As to the Apportionment of Costs provisions, it seems to me that whilst the policy required the Reinsurers to follow a settlement made by the Reinsured without their consent, in such a case the Reinsured would lose the right to recover the costs they incurred. The definition of “ultimate net loss” for which the Reinsurers were liable to the reinsured excluded “legal costs”. Thus, in order to recover their legal costs, the Reinsured has to rely on the Apportionment of Costs provision which required consent. Issues of estoppel and such like may arise as to whether the Reinsurers can rely on an absence of consent in this case and that is a matter for another day.
The overall structure of this policy makes commercial sense, in my view. First, there is “a follow the settlements” provision which is quite usual where there are, as here, co-adventurers. The Reinsured could be trusted not to make foolish settlements when he retained a 40% share of the risk. They could make settlements with or without the Reinsurers’ consent.

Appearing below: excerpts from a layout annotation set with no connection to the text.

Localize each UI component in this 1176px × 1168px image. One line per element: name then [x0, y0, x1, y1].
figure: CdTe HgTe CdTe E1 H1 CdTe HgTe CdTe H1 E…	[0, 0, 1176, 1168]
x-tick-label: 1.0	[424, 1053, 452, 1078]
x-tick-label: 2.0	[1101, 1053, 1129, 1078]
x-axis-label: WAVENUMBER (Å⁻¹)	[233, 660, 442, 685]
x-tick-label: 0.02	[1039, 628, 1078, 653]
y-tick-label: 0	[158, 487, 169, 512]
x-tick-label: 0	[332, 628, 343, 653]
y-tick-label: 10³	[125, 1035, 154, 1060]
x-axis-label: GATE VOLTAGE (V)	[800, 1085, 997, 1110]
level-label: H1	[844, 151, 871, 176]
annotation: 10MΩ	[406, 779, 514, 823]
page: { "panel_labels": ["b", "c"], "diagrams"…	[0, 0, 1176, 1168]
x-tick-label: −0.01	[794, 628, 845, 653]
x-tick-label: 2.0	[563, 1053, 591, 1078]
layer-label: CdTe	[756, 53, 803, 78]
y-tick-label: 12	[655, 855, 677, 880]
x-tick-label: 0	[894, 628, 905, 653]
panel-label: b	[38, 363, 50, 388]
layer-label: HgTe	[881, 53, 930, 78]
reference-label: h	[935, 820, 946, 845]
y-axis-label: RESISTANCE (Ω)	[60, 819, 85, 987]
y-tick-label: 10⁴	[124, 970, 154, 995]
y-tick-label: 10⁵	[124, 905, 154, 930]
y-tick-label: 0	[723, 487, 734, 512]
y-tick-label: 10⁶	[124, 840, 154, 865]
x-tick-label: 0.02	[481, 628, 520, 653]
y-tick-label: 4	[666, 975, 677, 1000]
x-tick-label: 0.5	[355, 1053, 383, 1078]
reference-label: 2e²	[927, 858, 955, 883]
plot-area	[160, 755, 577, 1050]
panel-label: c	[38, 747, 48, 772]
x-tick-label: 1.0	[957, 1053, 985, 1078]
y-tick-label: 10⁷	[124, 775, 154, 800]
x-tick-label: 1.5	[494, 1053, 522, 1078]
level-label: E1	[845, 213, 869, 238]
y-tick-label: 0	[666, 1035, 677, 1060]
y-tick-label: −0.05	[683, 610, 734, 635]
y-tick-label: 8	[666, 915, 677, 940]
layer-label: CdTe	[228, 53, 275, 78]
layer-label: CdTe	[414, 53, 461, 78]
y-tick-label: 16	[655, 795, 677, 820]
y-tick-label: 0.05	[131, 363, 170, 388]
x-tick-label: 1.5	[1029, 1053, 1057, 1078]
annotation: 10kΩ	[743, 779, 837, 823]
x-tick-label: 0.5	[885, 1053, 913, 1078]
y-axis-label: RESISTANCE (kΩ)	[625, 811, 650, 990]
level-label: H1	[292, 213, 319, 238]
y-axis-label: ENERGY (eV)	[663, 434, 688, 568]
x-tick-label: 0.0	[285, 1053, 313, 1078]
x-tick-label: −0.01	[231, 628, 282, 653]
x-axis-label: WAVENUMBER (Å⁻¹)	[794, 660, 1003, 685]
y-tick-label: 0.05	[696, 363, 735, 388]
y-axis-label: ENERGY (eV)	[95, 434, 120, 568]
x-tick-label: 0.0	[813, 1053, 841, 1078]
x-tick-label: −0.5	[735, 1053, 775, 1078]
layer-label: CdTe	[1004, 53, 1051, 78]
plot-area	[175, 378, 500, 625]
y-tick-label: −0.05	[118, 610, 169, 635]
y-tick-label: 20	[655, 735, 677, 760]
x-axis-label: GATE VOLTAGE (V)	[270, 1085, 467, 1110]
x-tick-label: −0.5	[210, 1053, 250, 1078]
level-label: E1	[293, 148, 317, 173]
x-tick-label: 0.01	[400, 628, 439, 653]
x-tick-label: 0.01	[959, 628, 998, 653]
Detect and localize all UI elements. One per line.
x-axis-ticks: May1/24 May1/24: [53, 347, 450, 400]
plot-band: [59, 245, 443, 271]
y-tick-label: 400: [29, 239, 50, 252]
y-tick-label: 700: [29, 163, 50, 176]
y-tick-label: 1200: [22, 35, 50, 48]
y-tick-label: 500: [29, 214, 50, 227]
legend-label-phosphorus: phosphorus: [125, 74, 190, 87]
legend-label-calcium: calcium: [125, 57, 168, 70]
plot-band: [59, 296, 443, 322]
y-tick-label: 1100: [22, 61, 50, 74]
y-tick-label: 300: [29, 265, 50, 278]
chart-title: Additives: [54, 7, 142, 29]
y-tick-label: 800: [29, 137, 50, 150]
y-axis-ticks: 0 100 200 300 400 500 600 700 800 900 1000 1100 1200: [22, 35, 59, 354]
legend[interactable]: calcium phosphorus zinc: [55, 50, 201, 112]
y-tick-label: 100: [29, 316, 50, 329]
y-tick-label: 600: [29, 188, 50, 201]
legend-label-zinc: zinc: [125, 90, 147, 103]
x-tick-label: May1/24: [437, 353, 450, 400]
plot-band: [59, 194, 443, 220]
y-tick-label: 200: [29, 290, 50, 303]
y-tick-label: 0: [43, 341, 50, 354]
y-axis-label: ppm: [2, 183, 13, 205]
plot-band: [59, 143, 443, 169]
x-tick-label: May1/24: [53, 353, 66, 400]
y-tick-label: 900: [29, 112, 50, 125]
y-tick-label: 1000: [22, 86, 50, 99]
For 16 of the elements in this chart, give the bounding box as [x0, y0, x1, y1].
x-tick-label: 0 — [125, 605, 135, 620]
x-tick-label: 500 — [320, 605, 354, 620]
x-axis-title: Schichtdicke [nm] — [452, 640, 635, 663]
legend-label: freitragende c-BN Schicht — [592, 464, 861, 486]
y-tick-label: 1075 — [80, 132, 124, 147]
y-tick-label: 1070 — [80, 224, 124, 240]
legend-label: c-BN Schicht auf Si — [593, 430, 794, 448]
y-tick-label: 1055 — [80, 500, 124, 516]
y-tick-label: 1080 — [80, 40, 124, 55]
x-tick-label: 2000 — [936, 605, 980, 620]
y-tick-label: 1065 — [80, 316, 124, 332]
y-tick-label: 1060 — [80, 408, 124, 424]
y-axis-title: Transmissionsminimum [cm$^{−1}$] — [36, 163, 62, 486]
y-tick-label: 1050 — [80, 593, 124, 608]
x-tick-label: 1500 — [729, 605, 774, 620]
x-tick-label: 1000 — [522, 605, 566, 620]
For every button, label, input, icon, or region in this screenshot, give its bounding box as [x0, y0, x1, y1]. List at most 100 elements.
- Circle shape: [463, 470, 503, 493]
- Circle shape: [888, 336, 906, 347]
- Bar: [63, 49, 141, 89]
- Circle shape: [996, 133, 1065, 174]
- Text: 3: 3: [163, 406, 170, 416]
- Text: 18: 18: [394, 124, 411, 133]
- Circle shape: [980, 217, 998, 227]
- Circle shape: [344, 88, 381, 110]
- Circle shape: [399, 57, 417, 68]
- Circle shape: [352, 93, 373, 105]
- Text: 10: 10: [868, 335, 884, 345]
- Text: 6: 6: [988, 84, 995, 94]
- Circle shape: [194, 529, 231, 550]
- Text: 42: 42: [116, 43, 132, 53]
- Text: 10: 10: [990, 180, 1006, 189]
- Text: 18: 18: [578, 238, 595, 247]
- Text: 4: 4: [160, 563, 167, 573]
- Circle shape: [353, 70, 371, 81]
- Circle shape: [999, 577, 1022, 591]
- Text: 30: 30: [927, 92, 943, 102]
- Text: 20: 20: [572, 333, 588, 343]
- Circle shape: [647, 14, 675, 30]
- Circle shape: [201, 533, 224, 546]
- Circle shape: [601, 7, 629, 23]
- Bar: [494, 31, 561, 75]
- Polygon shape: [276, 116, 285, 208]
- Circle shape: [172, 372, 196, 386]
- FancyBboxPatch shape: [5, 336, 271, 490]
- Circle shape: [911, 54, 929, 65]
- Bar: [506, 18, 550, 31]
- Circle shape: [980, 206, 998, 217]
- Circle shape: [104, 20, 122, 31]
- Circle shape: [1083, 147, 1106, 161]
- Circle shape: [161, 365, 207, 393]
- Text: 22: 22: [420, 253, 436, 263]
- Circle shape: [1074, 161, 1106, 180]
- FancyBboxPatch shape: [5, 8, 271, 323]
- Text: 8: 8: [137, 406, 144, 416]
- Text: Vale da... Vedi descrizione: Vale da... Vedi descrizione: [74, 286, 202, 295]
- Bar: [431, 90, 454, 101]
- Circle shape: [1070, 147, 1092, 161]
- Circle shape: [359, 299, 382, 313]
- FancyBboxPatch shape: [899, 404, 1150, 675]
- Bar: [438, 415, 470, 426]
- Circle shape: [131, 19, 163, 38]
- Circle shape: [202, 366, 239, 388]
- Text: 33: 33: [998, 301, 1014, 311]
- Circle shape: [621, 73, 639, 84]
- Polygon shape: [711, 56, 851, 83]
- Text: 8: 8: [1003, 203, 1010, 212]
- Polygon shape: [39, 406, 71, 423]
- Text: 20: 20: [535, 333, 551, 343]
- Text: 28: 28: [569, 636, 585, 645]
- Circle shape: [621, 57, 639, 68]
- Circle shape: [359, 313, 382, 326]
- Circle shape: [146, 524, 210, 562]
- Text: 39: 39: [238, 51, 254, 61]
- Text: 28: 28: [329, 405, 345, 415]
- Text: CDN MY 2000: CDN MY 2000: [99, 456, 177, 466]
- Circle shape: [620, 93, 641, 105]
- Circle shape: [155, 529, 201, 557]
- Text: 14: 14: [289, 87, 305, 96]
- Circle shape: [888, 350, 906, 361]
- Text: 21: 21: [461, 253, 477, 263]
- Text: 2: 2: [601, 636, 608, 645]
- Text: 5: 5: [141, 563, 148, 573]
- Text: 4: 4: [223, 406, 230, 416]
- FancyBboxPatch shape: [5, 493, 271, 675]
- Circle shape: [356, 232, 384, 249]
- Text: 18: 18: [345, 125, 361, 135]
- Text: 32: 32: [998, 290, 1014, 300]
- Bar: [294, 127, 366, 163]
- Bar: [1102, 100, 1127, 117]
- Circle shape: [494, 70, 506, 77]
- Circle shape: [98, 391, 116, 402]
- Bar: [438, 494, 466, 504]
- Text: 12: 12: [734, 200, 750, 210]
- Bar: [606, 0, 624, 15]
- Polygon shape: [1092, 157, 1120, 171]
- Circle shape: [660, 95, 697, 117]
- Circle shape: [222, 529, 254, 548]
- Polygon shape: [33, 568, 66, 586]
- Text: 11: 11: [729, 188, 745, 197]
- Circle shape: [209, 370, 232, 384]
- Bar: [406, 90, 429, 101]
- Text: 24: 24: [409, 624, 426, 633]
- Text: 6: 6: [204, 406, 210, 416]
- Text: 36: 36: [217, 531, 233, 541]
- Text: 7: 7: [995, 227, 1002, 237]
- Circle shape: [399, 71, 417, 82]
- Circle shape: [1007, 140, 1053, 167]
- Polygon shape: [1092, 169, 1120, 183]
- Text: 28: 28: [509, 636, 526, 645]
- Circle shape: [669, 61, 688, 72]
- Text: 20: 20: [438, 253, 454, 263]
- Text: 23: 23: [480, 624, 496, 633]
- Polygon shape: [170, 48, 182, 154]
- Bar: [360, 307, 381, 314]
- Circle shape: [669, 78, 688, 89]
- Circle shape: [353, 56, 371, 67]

But if significant costs were incurred then it would be in the Reinsured’s interest to obtain consent. Notifying the Reinsurers of a substantial claim [under (a)] or seeking their consent to a settlement might provoke the Reinsurers into taking control of the settlement and any further negotiations. They had the right to do so by (b). If they did so, then it would not be open to the Reinsured to subvert what they were doing and settle the case behind their backs. If the Reinsured did so then they were not entitled to recover under the policy.
The parties will wish to draw up an order reflecting the terms of this judgment.